The bond is amazing. However, while nursing both of my children are connected me to like glue and that can become overwhelming. I also have a career where the hours are unpredictable, so there is constant stress about my supply. On the weekends, Trey constantly wants to nurse so there is not really a break because he doesn’t love the bottle, so to keep my sanity and not have a fussy baby I nurse…all day. Then there is the book bag I have to carry around EVERYWHERE every day.

Tired, yet Grateful

I know there were Benefits to Breastfeeding for both Mom and Baby and for me, the main one was the shrinking of the uterus. Call me vain, but I did anything to attack this baby weight☺.

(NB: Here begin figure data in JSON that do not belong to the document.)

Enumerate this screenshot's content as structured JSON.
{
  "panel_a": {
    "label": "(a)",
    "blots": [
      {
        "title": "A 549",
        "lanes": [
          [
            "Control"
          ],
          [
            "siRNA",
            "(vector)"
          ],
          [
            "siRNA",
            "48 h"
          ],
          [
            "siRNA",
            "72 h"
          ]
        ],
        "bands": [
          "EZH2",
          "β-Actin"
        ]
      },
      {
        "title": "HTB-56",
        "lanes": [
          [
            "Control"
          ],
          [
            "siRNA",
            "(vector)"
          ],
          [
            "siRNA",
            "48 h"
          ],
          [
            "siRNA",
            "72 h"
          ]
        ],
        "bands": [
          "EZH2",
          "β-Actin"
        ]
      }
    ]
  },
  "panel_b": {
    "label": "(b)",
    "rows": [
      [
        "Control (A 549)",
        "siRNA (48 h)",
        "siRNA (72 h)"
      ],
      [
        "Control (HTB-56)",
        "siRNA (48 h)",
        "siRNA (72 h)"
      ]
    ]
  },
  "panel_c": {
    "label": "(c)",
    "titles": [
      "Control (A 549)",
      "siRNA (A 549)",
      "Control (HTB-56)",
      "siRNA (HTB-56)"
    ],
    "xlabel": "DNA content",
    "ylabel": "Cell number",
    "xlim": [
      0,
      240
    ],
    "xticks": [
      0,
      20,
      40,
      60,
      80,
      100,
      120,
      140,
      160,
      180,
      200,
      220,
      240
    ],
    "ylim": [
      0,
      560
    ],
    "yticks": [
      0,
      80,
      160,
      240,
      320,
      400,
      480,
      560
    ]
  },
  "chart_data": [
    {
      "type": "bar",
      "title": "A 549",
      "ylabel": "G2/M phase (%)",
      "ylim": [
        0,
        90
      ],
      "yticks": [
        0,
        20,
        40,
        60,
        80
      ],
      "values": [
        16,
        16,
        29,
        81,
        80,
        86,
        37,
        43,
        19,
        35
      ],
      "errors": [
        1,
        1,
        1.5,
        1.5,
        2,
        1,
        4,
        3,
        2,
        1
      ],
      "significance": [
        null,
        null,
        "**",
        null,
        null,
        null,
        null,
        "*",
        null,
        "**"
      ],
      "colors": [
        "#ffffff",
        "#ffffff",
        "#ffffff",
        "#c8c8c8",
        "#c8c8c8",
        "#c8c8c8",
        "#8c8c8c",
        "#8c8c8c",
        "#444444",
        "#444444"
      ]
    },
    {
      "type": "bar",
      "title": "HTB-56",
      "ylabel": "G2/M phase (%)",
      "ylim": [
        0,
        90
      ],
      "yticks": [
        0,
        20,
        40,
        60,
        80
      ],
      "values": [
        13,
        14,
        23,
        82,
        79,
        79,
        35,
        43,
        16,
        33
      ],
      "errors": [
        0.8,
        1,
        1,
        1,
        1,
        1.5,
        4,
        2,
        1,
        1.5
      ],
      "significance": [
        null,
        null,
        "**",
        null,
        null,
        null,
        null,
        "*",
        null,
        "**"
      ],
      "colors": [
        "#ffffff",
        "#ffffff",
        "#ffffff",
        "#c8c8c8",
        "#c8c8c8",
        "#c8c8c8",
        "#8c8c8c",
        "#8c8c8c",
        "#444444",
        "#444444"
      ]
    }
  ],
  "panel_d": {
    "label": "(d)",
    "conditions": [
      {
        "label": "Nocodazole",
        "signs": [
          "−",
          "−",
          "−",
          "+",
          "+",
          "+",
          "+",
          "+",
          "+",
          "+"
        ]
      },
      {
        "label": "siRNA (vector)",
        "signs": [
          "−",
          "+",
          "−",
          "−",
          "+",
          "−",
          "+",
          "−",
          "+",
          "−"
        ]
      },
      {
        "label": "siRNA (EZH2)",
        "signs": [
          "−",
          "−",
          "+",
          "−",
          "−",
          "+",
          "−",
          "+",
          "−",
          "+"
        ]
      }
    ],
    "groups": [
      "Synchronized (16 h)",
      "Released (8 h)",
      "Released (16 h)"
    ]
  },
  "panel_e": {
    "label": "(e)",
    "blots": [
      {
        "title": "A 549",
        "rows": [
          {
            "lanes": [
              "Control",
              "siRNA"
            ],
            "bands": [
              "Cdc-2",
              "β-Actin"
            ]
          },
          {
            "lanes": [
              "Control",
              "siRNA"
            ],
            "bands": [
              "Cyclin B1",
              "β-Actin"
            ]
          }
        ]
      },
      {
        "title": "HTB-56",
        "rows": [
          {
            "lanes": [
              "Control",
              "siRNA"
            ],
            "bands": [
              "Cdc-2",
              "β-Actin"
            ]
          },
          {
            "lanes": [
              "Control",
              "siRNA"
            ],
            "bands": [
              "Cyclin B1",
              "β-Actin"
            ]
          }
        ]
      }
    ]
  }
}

As a mother, I get the feeling society clutches their imaginary pearls at Moms who don’t breastfeed, they also clutch them at the Moms who do (like myself) and say they don’t love it. My children seemed to thrive while nursing, but I knew there was a limit to it. I know that for me, one year of nursing was enough. I knew I wouldn’t be that Mom that was willing to nurse beyond a year because it is/was extremely time consuming and I felt that once I started solid foods and they got enough teeth, it was time to break up from nursing. I salute the Moms who want to breastfeed until the child says they are done and the Moms who are constantly documenting the experience. However, for me, breastfeeding has been challenging. I am grateful for the opportunity because I am aware that there are Moms who would LOVE to be able to nurse their little one, and I have been fortunate that for 20 months I have had the blessing to utilize my body to feed my babies. I know they may never remember this time, and right now it seems overwhelming, but much like everything in Motherhood, I am grateful for the opportunity.